Some example of data trasformation on risorsaTerritoriale\Categoria*\tipologia column
Masserie ---> place = hamlet
Torri ----> man_made = tower
Chiese e cattedrali ----> building = church, building = cathedral
musei ---> tourism=museum
Basiliche e santuari ---> amenity=place_of_worship
Bed & breakfast ---> guest_house=bed_and_breakfast
Affittacamere ---> guest_house=bed_and_breakfast
Case e appartamenti vacanza ---> tourism=apartment
Alloggi agrituristici ---> guest_house=agritourism
Alberghi ---> tourism = hotel
Campeggi ---> tourism = camp site
Case per ferie ---> tourism=apartment
Residenze tur. alberghiere ---> tourism = hotel
Villaggi turistici -- > place = village, tourism=*
We refer to declared dataset 8 - Digital Library - Collezione "Masserie di Puglia"

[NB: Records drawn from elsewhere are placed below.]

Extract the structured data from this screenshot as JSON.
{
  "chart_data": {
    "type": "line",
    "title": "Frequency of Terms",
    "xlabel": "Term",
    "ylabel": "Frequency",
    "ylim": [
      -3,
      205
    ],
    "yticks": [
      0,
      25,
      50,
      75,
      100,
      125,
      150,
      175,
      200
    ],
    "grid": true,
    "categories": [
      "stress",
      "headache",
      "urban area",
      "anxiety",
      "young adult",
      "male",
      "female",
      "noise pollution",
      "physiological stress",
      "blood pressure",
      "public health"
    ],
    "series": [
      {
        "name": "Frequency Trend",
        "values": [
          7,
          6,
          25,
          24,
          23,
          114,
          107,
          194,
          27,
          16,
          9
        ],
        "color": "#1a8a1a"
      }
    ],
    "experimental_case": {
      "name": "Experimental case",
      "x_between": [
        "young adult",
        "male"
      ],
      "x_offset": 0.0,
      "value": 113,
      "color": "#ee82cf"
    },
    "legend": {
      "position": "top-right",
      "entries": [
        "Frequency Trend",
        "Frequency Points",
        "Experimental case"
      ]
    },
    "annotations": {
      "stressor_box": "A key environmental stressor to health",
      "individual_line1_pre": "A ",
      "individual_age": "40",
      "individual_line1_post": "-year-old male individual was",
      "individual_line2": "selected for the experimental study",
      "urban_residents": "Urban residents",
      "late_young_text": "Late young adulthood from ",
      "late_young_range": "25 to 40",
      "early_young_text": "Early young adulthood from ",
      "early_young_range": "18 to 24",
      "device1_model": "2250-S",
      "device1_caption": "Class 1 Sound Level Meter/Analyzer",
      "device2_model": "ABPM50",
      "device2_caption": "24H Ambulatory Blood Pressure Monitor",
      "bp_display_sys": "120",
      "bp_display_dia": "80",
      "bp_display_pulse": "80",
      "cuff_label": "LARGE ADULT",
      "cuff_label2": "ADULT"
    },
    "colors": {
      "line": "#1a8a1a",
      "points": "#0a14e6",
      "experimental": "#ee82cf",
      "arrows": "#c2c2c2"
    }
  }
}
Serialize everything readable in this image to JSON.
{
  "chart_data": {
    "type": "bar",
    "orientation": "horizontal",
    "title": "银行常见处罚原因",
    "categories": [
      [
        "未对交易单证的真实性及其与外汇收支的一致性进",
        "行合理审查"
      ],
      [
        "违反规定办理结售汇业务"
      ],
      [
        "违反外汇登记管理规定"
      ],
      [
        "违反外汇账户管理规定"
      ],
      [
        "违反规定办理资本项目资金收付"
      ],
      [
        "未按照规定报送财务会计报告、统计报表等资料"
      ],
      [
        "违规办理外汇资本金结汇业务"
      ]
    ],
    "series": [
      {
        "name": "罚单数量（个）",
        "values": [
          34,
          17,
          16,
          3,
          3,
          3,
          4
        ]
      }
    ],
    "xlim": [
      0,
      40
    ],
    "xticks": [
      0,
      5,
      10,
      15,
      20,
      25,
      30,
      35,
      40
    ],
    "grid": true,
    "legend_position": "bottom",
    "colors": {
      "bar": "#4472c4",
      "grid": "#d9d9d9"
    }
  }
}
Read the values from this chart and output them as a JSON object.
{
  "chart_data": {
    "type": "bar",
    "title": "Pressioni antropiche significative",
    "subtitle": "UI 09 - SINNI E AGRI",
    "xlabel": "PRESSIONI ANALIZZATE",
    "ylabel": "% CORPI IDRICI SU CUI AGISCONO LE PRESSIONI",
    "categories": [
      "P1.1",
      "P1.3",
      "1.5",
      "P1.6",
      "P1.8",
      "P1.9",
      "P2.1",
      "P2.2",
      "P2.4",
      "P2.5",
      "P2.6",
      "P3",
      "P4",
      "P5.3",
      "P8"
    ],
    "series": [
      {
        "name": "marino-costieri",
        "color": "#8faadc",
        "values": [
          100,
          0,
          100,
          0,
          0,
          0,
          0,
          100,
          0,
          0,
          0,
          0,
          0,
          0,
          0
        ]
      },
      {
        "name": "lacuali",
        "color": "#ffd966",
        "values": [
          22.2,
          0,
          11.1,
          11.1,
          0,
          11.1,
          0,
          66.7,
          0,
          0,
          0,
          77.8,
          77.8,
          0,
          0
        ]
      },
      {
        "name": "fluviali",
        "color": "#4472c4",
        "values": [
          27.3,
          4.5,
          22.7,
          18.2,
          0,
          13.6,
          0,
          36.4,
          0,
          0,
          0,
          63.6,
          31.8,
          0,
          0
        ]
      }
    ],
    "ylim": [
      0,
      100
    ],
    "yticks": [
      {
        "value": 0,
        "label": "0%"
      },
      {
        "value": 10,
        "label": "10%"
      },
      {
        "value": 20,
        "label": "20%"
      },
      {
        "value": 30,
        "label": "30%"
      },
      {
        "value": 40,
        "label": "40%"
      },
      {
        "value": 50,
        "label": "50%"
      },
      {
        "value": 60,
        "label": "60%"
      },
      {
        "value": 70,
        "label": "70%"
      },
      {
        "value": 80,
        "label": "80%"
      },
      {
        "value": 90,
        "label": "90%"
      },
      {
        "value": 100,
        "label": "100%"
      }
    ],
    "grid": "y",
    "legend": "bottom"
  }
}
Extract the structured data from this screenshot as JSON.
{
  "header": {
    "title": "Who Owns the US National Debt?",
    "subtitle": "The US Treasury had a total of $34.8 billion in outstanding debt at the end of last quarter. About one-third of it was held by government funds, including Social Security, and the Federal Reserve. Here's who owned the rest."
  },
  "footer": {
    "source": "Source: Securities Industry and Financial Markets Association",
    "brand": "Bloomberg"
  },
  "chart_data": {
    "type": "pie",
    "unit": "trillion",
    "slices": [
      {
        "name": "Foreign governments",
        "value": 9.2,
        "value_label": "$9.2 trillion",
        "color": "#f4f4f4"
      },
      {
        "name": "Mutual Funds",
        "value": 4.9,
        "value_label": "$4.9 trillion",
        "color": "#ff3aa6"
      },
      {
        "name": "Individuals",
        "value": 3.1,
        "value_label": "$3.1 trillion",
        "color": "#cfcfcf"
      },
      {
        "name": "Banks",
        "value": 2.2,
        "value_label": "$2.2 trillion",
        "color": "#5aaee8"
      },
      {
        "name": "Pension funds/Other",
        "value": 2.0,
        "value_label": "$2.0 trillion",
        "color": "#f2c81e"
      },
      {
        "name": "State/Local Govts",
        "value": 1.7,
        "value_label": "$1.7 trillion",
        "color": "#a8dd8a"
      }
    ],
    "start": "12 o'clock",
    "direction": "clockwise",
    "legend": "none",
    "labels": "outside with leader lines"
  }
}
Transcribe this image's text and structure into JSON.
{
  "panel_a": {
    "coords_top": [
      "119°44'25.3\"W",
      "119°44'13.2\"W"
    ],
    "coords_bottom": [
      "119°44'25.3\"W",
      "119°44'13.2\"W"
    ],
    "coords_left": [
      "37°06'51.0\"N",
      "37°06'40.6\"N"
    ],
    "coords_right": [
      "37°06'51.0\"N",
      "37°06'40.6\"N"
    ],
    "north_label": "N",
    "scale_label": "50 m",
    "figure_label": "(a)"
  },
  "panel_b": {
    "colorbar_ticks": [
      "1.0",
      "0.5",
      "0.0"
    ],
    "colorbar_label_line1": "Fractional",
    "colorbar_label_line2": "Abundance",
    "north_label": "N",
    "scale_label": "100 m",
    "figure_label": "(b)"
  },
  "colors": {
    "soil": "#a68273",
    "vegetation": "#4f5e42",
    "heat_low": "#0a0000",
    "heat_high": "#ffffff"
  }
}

This dataset contain a collection of pictures related to different physical point/attraction.
After a (Open) refine we get a "clean" dataset as this one: Dataset_masserie_clean.csv
We can note that the refined dataset contain just the physical point "masseria - name of the attraction" but at same time keep the references to all the "wiki-sheets" related to it ( html links separated by -|-)
At this point we need to transform some data in the dataset in order that these info match osm tag.
For this purpose a custom script is used: jcsv2osm*
The output produced are: a csv ready to be processed with csv2osm or direcly an osm file.
(*)About the use of the script we invite you to read the readme.md in github repo.
Data Transformation Results
csv ready to be processed with csv2osm: Dataset-masserie_csv2osm.csv
that converted with csv2osm produce this osm file: masserie_clean_csv2osm.osm
or get directly an osm file: masserie_clean.csv.osm
Note, csv2osm in this case have been customized: csv2osm_custom
Data Merge Workflow
Team Approach
It is done solo
Workflow
* Clean and convert datasets in osm file as described before.
* Use Josm for merge POI (conflation)
* Update the wikipage with new dataset and planning tags and about the progress of old uploads.
* Inform the comunitythat the upload is done.
Conflation
This step is done with JOSM conflation plugin. If the data already exist, only information about website are considered.